In his 1996 State of the Union Address, President Bill Clinton announced
that the "age of big government is over." Some Republicans accused him
of cynically appropriating their themes, while many Democrats thought he
was betraying the principles of the New Deal and the Great Society. Mark
Tushnet argues that Clinton was stating an observed fact: the emergence
of a new constitutional order in which the aspiration to achieve justice
directly through law has been substantially chastened.
Tushnet argues that the constitutional arrangements that prevailed in
the United States from the 1930s to the 1990s have ended. We are now in
a new constitutional order--one characterized by divided government,
ideologically organized parties, and subdued constitutional ambition.
Contrary to arguments that describe a threatened return to a pre-New
Deal constitutional order, however, this book presents evidence that our
current regime's animating principle is not the old belief that
government cannot solve any problems but rather that government cannot
solve any more problems.
Tushnet examines the institutional arrangements that support the new
constitutional order as well as Supreme Court decisions that reflect it.
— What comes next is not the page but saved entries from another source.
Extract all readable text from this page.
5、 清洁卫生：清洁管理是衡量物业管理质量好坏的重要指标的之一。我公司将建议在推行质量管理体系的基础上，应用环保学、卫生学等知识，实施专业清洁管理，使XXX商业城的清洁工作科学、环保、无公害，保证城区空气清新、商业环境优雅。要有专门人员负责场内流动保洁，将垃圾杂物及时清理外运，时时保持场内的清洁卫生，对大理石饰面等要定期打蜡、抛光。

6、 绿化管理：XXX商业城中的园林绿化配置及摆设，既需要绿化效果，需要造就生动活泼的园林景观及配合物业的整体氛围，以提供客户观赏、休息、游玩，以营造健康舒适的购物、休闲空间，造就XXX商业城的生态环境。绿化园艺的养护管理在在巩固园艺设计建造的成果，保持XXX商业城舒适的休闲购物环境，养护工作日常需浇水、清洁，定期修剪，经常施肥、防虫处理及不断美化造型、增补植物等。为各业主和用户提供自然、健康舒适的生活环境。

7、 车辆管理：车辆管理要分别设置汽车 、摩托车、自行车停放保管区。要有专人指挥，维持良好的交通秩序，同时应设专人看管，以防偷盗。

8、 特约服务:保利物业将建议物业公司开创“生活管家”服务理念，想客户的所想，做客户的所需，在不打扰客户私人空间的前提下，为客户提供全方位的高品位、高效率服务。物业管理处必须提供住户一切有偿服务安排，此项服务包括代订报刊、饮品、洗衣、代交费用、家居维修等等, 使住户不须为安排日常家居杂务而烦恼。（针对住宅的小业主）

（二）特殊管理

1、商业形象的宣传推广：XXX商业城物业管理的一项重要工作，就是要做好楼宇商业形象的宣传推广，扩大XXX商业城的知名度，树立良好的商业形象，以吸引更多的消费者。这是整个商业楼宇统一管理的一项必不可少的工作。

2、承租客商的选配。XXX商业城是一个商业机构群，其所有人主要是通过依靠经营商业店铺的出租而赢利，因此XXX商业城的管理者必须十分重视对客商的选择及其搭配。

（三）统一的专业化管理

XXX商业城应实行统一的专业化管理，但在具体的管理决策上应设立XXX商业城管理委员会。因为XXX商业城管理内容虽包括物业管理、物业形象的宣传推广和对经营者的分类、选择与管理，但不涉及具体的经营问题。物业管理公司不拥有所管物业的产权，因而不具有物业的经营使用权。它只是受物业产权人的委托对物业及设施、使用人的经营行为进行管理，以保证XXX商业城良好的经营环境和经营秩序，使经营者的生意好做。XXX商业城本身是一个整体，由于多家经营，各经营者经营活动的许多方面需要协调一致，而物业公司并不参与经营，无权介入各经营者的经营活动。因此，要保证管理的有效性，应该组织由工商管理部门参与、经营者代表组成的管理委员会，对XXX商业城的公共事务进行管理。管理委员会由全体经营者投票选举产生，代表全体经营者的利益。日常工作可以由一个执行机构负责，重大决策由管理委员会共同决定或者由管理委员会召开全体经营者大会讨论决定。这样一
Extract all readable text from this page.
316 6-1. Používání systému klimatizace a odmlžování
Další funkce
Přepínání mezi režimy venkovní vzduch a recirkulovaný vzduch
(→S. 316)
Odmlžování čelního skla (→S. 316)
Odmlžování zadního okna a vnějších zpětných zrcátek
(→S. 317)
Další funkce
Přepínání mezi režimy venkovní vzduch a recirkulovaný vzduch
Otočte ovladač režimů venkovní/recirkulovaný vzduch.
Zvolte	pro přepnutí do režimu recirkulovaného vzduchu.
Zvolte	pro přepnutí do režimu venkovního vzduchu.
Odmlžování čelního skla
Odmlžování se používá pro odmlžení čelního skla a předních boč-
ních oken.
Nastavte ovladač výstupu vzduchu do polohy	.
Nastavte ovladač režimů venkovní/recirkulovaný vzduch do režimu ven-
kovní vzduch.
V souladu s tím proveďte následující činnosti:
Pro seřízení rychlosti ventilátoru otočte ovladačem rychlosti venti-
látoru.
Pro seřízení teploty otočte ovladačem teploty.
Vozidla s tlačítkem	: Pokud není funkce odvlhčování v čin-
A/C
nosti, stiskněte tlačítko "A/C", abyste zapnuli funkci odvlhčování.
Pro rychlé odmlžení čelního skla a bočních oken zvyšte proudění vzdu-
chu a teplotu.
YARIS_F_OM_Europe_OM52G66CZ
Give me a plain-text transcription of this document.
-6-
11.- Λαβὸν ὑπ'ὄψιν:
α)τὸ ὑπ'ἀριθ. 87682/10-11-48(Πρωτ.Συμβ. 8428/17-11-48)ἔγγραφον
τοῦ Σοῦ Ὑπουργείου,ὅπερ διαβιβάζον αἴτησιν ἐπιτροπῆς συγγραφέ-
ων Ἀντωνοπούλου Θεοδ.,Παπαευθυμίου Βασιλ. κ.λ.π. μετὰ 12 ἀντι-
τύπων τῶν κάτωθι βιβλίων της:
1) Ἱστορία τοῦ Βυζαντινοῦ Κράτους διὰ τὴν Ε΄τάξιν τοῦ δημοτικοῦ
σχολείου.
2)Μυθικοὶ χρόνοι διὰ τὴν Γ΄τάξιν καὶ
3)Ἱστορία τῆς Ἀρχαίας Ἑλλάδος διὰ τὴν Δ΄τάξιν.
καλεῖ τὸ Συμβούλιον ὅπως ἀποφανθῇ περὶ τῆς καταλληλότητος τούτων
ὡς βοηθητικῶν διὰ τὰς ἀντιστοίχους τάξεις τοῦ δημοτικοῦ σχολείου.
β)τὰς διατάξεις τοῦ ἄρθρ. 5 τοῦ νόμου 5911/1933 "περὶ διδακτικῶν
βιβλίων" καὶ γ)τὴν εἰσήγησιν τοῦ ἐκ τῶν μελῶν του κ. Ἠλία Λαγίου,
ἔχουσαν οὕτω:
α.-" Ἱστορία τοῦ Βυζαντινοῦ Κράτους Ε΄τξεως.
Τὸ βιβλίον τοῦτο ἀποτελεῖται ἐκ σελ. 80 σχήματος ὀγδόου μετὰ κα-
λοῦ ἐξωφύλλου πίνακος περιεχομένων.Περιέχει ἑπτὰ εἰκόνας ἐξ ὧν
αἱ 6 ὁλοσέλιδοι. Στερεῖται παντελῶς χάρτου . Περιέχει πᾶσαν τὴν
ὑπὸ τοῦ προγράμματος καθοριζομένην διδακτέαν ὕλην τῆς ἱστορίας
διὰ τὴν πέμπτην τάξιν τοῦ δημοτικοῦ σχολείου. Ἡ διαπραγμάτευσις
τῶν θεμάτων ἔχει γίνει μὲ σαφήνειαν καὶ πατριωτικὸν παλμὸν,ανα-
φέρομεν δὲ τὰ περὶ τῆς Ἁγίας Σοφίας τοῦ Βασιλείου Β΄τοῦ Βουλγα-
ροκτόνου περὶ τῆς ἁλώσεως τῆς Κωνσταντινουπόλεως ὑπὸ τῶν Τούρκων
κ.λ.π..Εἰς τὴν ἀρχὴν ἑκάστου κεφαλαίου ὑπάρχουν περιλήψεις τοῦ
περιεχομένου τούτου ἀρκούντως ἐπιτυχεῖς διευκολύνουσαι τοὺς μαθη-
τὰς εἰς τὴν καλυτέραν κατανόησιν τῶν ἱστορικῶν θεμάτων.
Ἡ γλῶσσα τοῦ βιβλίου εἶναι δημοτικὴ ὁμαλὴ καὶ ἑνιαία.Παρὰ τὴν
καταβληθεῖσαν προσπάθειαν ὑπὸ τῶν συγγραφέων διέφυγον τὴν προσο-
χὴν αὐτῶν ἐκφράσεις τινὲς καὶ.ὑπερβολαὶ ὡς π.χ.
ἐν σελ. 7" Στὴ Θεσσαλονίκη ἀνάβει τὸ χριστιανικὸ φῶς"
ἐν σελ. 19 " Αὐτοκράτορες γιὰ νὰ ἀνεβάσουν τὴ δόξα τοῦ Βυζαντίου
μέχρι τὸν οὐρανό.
He also considers recent developments in constitutional scholarship,
focusing on the idea of minimalism as appropriate to a regime with
chastened ambitions. Tushnet discusses what we know so far about the
impact of globalization on domestic constitutional law, particularly in
the areas of international human rights and federalism. He concludes
with predictions about the type of regulation we can expect from the new
order.
This is a major new analysis of the constitutional arrangements in the
United States. Though it will not be received without controversy, it
offers real explanatory and predictive power and provides important
insights to both legal theorists and political scientists.